Wednesday, October 13, 2010

Methods of Rationality

I've mentioned this one in passing before, but it deserves more comment. "This one" being Harry Potter and the Methods of Rationality, a Harry Potter fanfic. Yes, I know. Bear with me for a minute.

While I've been a Harry Potter fan for, erm, quite some time now (roughly half my lifetime) I was never into fanfiction. I think I've read two entire HP fanfics, one of them specifically because it was horribly bad (you probably know this one). So, saying that HP&MoR was the best fanfic I ever read would be very faint praise. Instead, I'll say that it's easily one of the best works of fantasy literature I've ever come across, and that I do not say lightly. Though calling MoR fantasy sounds like an odd fit.

The idea is as follows: Petunia married a biochemistry professor, instead of an abusive plot device, and Harry grew up as a child prodigy with a particular interest in science and rationality. Who then finds out that magic is real and the way he thought the universe worked is not. Bit of a nasty shock, but he got better..

Harry goes to Hogwarts and starts looking at magic with a sceptical eye, bringing some disappointments but also pretty significant discoveries. I'm not going into which ones, but apparent rules of magic are broken and, at age eleven, Harry seems to have potential to be the most powerful wizard/scientist ever. But, you can't just power-up the protagonist and leave the antagonists as they were. That way lies the Pitfall of Sue.

Which leads me to one of my favourite things about MoR, Professor Quirrell. The original Quirrell was a weak pawn of the Dark Side, whose main thing was pretending to be a stuttering nobody while secretly being Voldemort's host (if that was a spoiler, I don't know why you're reading about HP fanfic) . MoR Quirrel is badass. And also, the only wizard that seems to get, on the same level as Harry, the power of Muggle science and rationality.

Many are the literary merits of MoR, and I'm not the best person for enumerating them. I'll just say, f you ever read PS/SS (that being the first Harry Potter book), you'll find MoR hilarious, exciting, and possibly fascinating. But that's only half the reason I'm blogging. MoR is rationalist fiction. The fiction part is excellent, but the rationalist part is really what I loved.

I considered myself relatively good at being rational. I'm an atheist, I don't fall for new age bullshit, I could probably refute most arguments for paranormal phenomena from memory, etc. But, it's easy to be "rational" when the rational conclusion is handed to you on a silver platter. I really didn't know nearly as much as I thought about how I was tricking myself.

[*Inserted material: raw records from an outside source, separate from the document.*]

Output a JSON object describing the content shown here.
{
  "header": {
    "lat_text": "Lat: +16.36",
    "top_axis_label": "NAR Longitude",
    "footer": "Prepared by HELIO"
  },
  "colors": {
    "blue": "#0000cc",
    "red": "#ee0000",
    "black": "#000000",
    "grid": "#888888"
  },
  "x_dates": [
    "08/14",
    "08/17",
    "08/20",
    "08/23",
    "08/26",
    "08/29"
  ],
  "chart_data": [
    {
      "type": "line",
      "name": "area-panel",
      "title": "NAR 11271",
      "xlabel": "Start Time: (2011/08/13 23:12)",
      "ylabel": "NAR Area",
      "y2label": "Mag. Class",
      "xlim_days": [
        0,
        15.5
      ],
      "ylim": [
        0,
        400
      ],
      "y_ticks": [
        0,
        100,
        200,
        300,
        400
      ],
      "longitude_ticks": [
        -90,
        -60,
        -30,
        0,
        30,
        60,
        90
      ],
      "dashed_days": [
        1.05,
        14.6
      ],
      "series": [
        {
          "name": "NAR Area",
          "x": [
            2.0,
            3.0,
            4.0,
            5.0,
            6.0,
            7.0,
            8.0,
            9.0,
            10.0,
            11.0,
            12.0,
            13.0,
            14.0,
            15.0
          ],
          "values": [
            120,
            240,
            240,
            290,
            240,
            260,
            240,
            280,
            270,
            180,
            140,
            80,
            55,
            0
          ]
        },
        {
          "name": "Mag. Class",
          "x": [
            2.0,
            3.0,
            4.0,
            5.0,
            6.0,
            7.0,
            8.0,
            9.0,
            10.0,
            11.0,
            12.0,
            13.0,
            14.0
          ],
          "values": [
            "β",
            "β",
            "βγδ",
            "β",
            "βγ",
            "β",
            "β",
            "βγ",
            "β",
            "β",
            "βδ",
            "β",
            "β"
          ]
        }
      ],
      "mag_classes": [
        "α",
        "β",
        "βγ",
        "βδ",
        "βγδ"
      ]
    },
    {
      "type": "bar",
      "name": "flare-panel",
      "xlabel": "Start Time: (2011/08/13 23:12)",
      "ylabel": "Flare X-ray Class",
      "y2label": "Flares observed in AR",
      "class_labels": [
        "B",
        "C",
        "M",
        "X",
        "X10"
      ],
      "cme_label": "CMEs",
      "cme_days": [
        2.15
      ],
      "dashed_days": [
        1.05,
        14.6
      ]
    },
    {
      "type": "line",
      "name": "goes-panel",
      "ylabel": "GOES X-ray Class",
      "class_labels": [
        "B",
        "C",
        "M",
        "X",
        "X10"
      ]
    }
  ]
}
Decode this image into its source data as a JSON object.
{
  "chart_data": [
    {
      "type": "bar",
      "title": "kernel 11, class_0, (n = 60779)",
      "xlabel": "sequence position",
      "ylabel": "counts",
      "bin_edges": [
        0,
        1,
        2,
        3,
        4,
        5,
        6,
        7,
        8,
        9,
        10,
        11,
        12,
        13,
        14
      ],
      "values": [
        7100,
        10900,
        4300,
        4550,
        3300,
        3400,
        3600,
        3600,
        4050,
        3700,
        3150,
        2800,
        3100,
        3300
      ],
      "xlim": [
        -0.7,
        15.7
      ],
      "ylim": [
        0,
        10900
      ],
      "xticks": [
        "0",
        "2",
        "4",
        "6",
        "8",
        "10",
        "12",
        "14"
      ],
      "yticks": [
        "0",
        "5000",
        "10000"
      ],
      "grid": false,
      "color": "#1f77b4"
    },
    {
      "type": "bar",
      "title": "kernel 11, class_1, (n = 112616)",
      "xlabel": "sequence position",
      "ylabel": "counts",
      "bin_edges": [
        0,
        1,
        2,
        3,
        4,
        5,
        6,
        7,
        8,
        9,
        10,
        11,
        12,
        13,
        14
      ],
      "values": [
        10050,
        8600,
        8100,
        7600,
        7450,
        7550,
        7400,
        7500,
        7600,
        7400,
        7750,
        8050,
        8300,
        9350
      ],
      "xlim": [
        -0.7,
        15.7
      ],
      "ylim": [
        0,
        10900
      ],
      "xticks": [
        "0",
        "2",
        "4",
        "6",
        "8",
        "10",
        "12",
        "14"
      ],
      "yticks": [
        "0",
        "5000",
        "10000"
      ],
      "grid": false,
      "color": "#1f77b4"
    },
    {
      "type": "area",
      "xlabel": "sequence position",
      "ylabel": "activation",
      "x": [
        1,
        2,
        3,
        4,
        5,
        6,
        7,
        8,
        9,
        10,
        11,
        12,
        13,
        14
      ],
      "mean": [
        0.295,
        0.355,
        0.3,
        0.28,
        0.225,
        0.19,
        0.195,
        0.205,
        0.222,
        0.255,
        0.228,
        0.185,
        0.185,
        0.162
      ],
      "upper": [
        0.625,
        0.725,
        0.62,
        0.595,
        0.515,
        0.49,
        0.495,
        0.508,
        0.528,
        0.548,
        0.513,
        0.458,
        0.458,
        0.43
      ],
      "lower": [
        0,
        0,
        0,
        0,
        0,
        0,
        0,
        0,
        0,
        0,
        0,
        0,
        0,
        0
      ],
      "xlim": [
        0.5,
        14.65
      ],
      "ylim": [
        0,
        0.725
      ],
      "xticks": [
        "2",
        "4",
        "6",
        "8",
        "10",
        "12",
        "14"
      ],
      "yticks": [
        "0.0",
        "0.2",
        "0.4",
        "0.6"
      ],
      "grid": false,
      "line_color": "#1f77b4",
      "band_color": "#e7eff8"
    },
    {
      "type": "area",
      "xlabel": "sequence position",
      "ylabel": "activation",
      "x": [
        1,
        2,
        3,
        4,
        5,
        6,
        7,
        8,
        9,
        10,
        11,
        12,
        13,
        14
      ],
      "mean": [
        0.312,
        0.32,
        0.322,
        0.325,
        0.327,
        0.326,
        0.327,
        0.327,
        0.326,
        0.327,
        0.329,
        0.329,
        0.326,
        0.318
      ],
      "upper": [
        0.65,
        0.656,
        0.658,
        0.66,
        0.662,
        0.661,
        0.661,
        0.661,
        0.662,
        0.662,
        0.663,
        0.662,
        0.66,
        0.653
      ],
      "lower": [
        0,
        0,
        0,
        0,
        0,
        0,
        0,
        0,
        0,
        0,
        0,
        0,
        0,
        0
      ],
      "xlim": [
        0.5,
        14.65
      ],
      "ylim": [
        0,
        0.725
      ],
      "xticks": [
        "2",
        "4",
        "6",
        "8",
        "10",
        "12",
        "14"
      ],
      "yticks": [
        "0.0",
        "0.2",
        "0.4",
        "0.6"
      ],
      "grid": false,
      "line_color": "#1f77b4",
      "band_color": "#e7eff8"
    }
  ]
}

I went into MoR expecting mostly familiar arguments, science I already knew about, biases and fallacies I could easily name and give examples of. I was wrong. I found so much more. Just to give the biggest example, I barely knew anything about Bayes' rule and how to apply it before reading MoR. I only had the vague notion that there were a few common probability problems I didn't know how to solve yet. That turned out into quite a significant discovery

Eliezer Yudkowsky, the author of MoR, introduced the concepts covered in the fanfic in LessWrong, a  collaborative blog dedicated to rationality. I've been spending quite a lot of the last few weeks there, and it's been a learning experience of the kind I haven't had in, um, ever. Only my discovery of FSTDT comes close, and that was much more spread out in time, and not quite as powerful. Though it did set up my interest in rationality in the first place, so it can't be totally separated or discounted.

But I digress. If you have even the slightest interest in cognitive bias, science, reasoning, and other related topics, I strongly recommend reading MoR. Odds are, you'll learn something new. Or several somethings.